Classic Properties REALTORS ®



Posted by Classic Properties REALTORS ® on 3/10/2019

If your children's playroom is also the guest room or family room or office, you need lots of organization to keep all its uses available at a moment's notice. But busting your budget for fancy boxes and bins is entirely out of the question. A quick trip to the dollar store offers up a trove of options to fit your needs.• Use shower caddies to hold toys and craft items.

  • Plastic bins work great to organize blocks, Legos, and other building pieces.
  • Small bins separate pens, pencils, crayons, glue sticks, and brushes from other supplies.
  • Over-the-door shoe holders hold action figures, fashion dolls or dolls’ dresses.
  • Large tubs make great homes for stuffed animals.
  • Square cubby bins hold dress-up clothes and costumes.
  • Plastic crates make an excellent home for play kitchen sets and dishes. Hang smaller containers on removable hooks alongside the play kitchen.
  • Place a hanging organizer in the closet and fill it with games.
  • Keep color books or comic books in magazine boxes.

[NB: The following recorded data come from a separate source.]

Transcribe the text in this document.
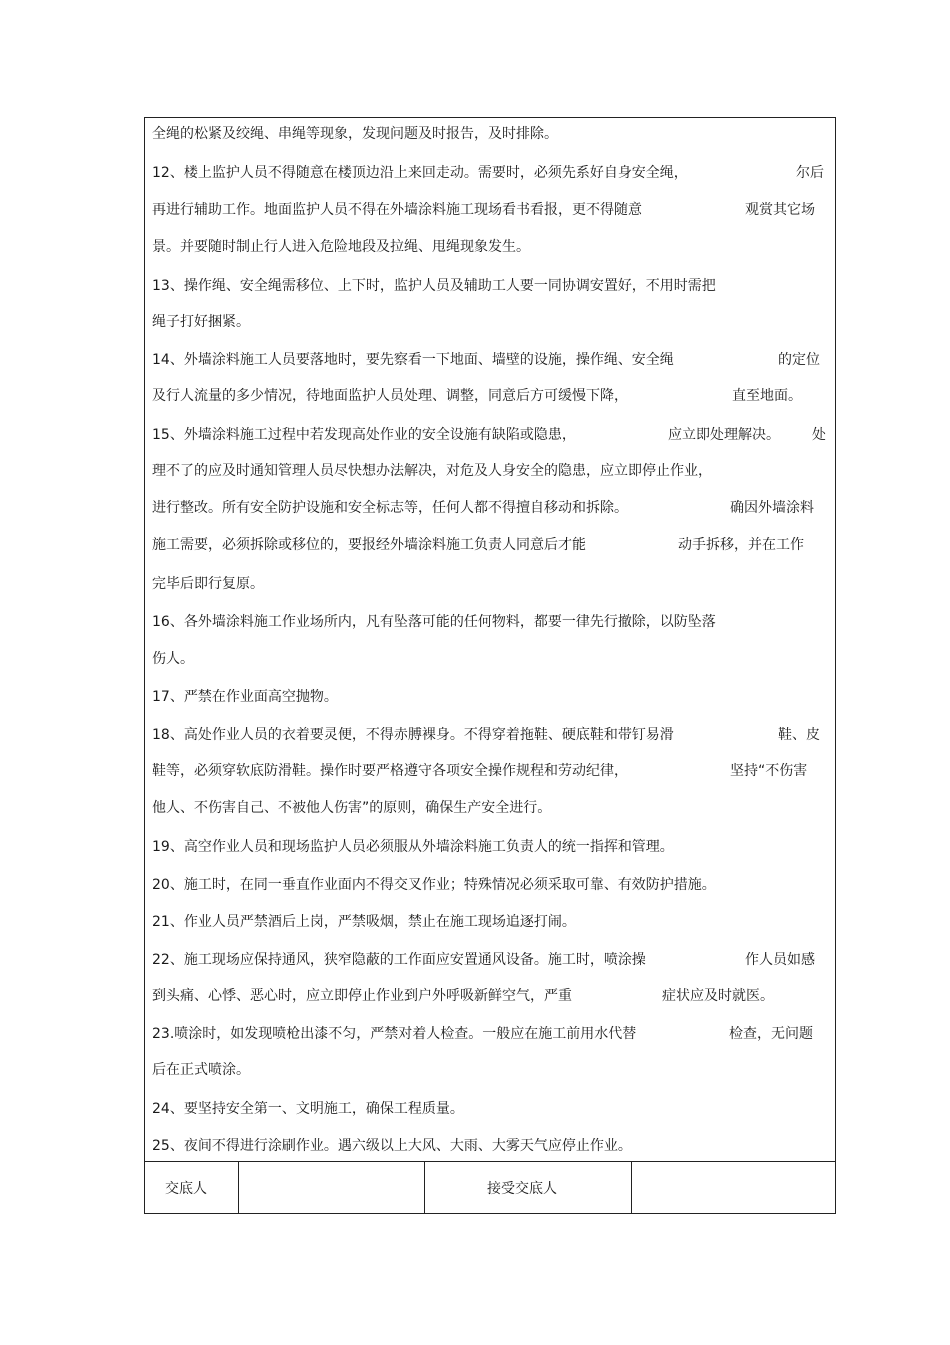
全绳的松紧及绞绳、串绳等现象，发现问题及时报告，及时排除。
12、楼上监护人员不得随意在楼顶边沿上来回走动。需要时，必须先系好自身安全绳，	尔后
再进行辅助工作。地面监护人员不得在外墙涂料施工现场看书看报，更不得随意	观赏其它场
景。并要随时制止行人进入危险地段及拉绳、甩绳现象发生。
13、操作绳、安全绳需移位、上下时，监护人员及辅助工人要一同协调安置好，不用时需把
绳子打好捆紧。
14、外墙涂料施工人员要落地时，要先察看一下地面、墙壁的设施，操作绳、安全绳	的定位
及行人流量的多少情况，待地面监护人员处理、调整，同意后方可缓慢下降，	直至地面。
15、外墙涂料施工过程中若发现高处作业的安全设施有缺陷或隐患，	应立即处理解决。 处
理不了的应及时通知管理人员尽快想办法解决，对危及人身安全的隐患，应立即停止作业，
进行整改。所有安全防护设施和安全标志等，任何人都不得擅自移动和拆除。	确因外墙涂料
施工需要，必须拆除或移位的，要报经外墙涂料施工负责人同意后才能	动手拆移，并在工作
完毕后即行复原。
16、各外墙涂料施工作业场所内，凡有坠落可能的任何物料，都要一律先行撤除，以防坠落
伤人。
17、严禁在作业面高空抛物。
18、高处作业人员的衣着要灵便，不得赤膊裸身。不得穿着拖鞋、硬底鞋和带钉易滑	鞋、皮
鞋等，必须穿软底防滑鞋。操作时要严格遵守各项安全操作规程和劳动纪律，	坚持“不伤害
他人、不伤害自己、不被他人伤害”的原则，确保生产安全进行。
19、高空作业人员和现场监护人员必须服从外墙涂料施工负责人的统一指挥和管理。
20、施工时，在同一垂直作业面内不得交叉作业；特殊情况必须采取可靠、有效防护措施。
21、作业人员严禁酒后上岗，严禁吸烟，禁止在施工现场追逐打闹。
22、施工现场应保持通风，狭窄隐蔽的工作面应安置通风设备。施工时，喷涂操	作人员如感
到头痛、心悸、恶心时，应立即停止作业到户外呼吸新鲜空气，严重	症状应及时就医。
23.喷涂时，如发现喷枪出漆不匀，严禁对着人检查。一般应在施工前用水代替	检查，无问题
后在正式喷涂。
24、要坚持安全第一、文明施工，确保工程质量。
25、夜间不得进行涂刷作业。遇六级以上大风、大雨、大雾天气应停止作业。
交底人	接受交底人
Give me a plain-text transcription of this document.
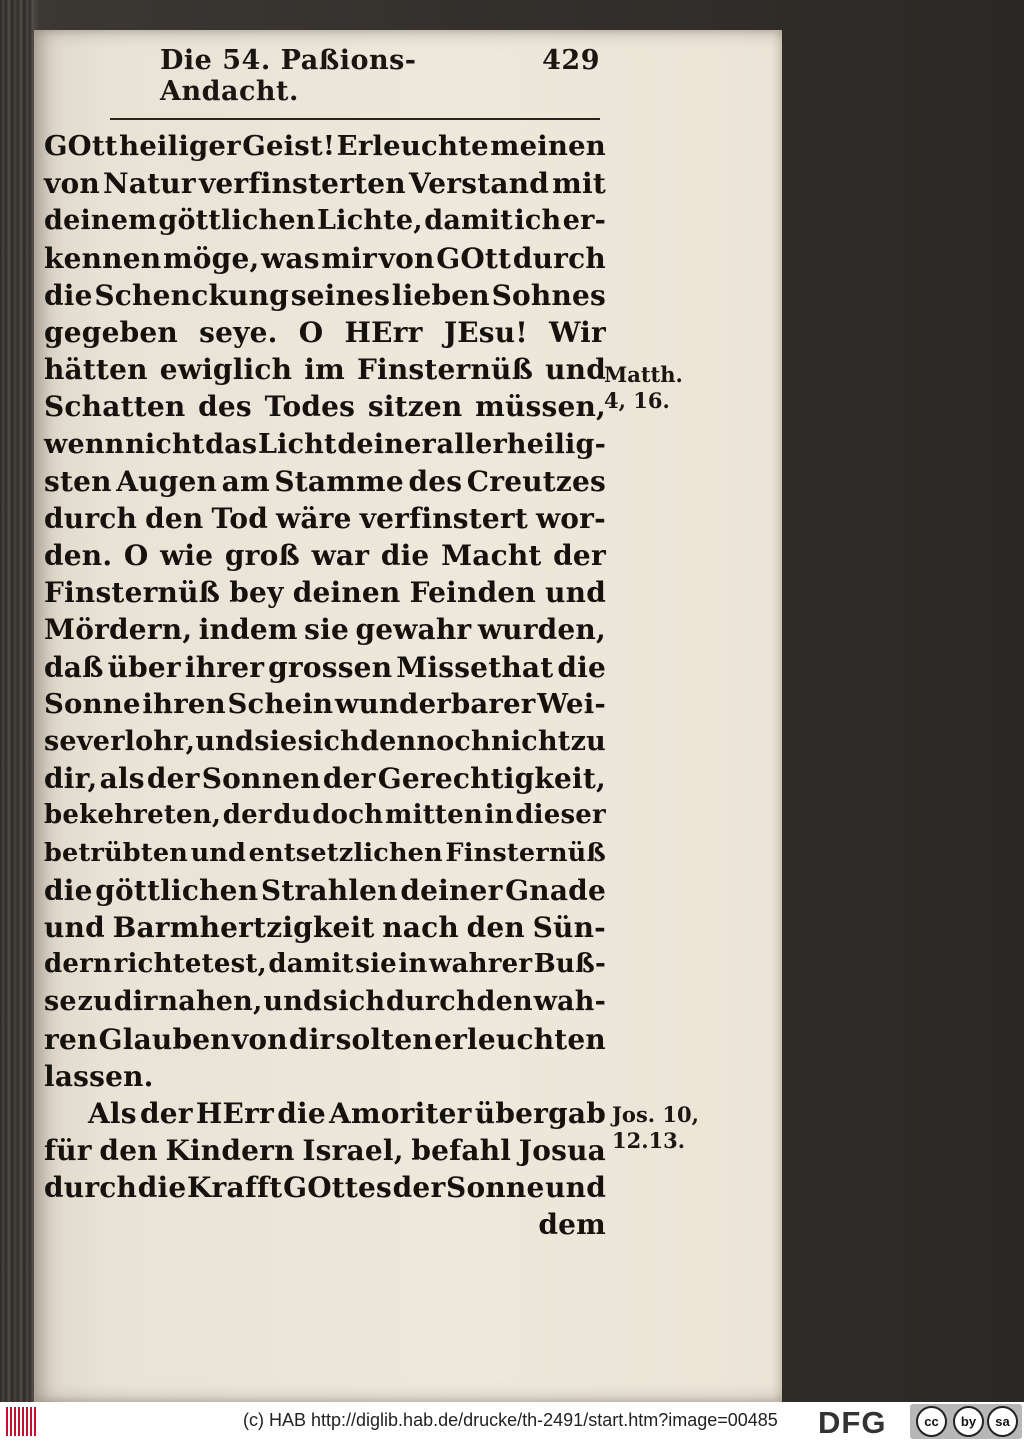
Die 54. Paßions-Andacht.
429
GOtt heiliger Geist! Erleuchte meinen
von Natur verfinsterten Verstand mit
deinem göttlichen Lichte, damit ich er-
kennen möge, was mir von GOtt durch
die Schenckung seines lieben Sohnes
gegeben seye. O HErr JEsu! Wir
hätten ewiglich im Finsternüß und
Schatten des Todes sitzen müssen,
wenn nicht das Licht deiner allerheilig-
sten Augen am Stamme des Creutzes
durch den Tod wäre verfinstert wor-
den. O wie groß war die Macht der
Finsternüß bey deinen Feinden und
Mördern, indem sie gewahr wurden,
daß über ihrer grossen Missethat die
Sonne ihren Schein wunderbarer Wei-
se verlohr, und sie sich dennoch nicht zu
dir, als der Sonnen der Gerechtigkeit,
bekehreten, der du doch mitten in dieser
betrübten und entsetzlichen Finsternüß
die göttlichen Strahlen deiner Gnade
und Barmhertzigkeit nach den Sün-
dern richtetest, damit sie in wahrer Buß-
se zu dir nahen, und sich durch den wah-
ren Glauben von dir solten erleuchten
lassen.
Als der HErr die Amoriter übergab
für den Kindern Israel, befahl Josua
durch die Krafft GOttes der Sonne und
dem
Matth.
4, 16.
Jos. 10,
12.13.
(c) HAB http://diglib.hab.de/drucke/th-2491/start.htm?image=00485 DFG	cc	by	sa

Often, baskets and bins come in matching or contrasting color groups. If they are visible in the room, mix and match the larger items artfully on shelving or along the wall, under a table that doubles as a desk or in a closet. Stack lidded bins to keep them organized and label them to make putting items away easier. All these containers are easy grab-and-go items when you need to switch your room's use.

If you’re setting up a play place for grandchildren, fill the baskets and bins with a variety of color books, crayons, and games. Keep a stock of small toys and make each visit special by offering up a new surprise. Then, when the grandchildren are away, whisk the bins into a cabinet or under a bed and, voila, you have your office or guest room back. 

As children mature and move on to crafts and hobbies, add a magnetic spice rack to hold beads and baubles, model parts, and other small objects. Place a clear strip of tape on each container and write on it with a permanent marker, so you know what's in it. If you change out the contents, peel off the tape and add a new piece with the new label.

When they reach the age they no longer need a playroom, re-purpose the bins into a homework station to hold pens, tape, paper, and notebooks.

If you’ve always wanted a dedicated playroom in your home, your realtor can show you homes that fill the bill.




Categories: Family   playroom   organization  


Posted by Classic Properties REALTORS ® on 3/3/2019

If you’re like many families, you never seem to have quite enough space for each family member to spread out. To stay within your budget, or maybe to create a more close-knit family you have two or more children sharing a room. As time goes on sharing personal space can create rifts between siblings. To avoid added stress and tension consider employing some shared space solutions to help your family members establish their own space, even in a shared room. Here are some divided ideas to get you started.

Mirroring setup – A simple solution is to just split the room right down the middle. Create mirroring layouts on either side of a shared dresser or desk-space and allow each child to spread out on their half. 

Curtain Wall — You can also divide the room with an actual curtain or screen. A weighted curtain hanging through the center serves as a visual barrier and helps create a sound barrier as well.

Lofted bed — Purchase a pair of lofted beds with built-in desk space underneath. Each child can build out their area and have a place to go that is entirely their own. As children age, you can even install curtains across the bottom of the loft to give them more privacy. 

Divide the closet — Children commonly fight about a sibling's belongings finding their way into their space. This issue is especially true when it comes to closet space. Make sure you establish a separation of closet and storage space (and bathroom if they're sharing one) to help your kids protect their belongings and feel that their stuff is indeed theirs. 

Wireless Headphones — Without purchasing furniture or shelving, you can give your kids a sense of personal space by merely providing them with a way to block out the activities of other family members. Get each of your children a pair of wireless headphones so they can enjoy their music, audio-book or phone entertainment without disturbing each other.

Hold Children Accountable for their space. Separately. — Your daughters might share a room, but both may not be equally at fault for the clutter or lack of cleanliness. A benefit of delineating a separation between their spaces is that it helps you see what each of them is doing, individually. Hold the messy child responsible for their half of the room and positively reinforce the child who is completing their chores. 

Though they might think it so, children to do not need their own rooms to be happy. Learning to share smaller spaces can help your family grow closer. You have to learn more about each other, pay attention to preferences and pet peeves and generally learn to give and take on a more regular basis. Start your kids on the right path to personal growth and family unity by establishing their individual areas and responsibility versus shared family space.